«Dürrenmatt cinéaste»

Caméra-stylo, programme n°97 |

Dürrenmatt «cinéaste»… L’intitulé de ce cycle est donc à prendre entre guillemets. En effet, l’auteur des «Physiciens» n’a pas été à proprement parler un cinéaste. Il n’en reste pas moins qu’il a voué au cinéma, à l’image, un intérêt semble-t-il très marqué, comme en témoignent ses peintures exposées à l’indispensable Centre Dürrenmatt et ses quelques incursions dans le domaine cinématographique, accomplies à titre de scénariste, d’acteur et même de réalisateur.

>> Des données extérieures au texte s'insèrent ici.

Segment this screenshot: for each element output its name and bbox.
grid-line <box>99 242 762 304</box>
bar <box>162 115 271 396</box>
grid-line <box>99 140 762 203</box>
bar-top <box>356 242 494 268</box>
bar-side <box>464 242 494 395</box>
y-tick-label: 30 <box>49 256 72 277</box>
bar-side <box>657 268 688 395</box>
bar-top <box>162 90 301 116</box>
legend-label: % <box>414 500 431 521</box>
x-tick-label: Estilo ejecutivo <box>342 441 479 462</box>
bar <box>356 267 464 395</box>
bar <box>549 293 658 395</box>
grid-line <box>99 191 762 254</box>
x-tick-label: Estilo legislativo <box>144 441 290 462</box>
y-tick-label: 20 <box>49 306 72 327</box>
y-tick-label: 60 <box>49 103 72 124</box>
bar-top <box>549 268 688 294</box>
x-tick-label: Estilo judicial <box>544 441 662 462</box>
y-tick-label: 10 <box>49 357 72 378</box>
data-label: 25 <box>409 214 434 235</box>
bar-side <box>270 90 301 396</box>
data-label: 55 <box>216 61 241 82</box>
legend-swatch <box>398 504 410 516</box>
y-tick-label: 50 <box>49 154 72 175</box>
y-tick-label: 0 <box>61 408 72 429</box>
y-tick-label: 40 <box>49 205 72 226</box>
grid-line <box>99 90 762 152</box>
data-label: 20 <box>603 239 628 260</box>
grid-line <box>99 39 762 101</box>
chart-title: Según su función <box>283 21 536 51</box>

De fait, le passage au cinéma n’a pas dû lui poser beaucoup de problèmes; en expérimentant les formes littéraires les plus variées, l’écrivain s’est en effet déjà servi plus d’une fois de procédés typiques de l’écriture cinématographique: retours en arrière, grossissement des détails, descriptions en mouvement, dialogues haletants, etc.. Cette composante très «cinéma» de son œuvre littéraire explique d’ailleurs sans doute pourquoi près d’une trentaine de cinéastes de tous les pays (Allemagne, Inde, Italie, Sénégal, Union soviétique ou USA) ont adapté, à ce jour et avec des fortunes diverses, ses romans et pièces de théâtre.

Dürrenmatt scénariste

Scénariste, Dürrenmat l’a vraiment été à une seule reprise… En 1957, en répondant au défi lancé par Lazar Wechsler, le producteur en chef de la Praesens Film. Une expérience qui, à la fois, a été la cause d’une grosse désillusion et à l’origine d’un tournant dans sa carrière d’écrivain. Après le traitement indigne infligé à son scénario original («happy end» imposé et moult autres correctifs), Dürrenmat publie en 1958 «La promesse, requiem pour le roman policier» qui rétablit certes sa version, mais résonne surtout comme «l’adieu de l’auteur à un genre romanesque qui lui est familier», un genre qu’il considère comme un «pur exercice de style sans rapport avec la réalité vraie». Bien évidemment, cette conception parodique (qui, dans «La promesse», culmine au final avec le sort administré à l’assassin) se heurte de plein fouet à l’exigence de vraisemblance du cinéma dit «classique». L’accueil réservé à Dürrenmatt par l’industrie cinématographique (et un producteur à la recherche désespérée d’un succès public) a donc peut-être joué un rôle plus important qu’il n’y paraît dans l’évolution littéraire de l’auteur du «Soupçon»!

Frisch, Glauser, Keller

Hélas pour nous, très peu de films tirés de l’œuvre de Dürrenmatt sont encore disponibles en version sous-titrée français. En guise de complément, Passion Cinéma propose deux œuvres passionnantes adaptées de deux écrivains suisses majeurs du XXe, Max Frisch et le très tourmenté Friedrich Glauser, ainsi que l’un des grands chefs-d’œuvre inconnus de notre cinéma, «Roméo et Juliette au village» d’après Gottfried Keller.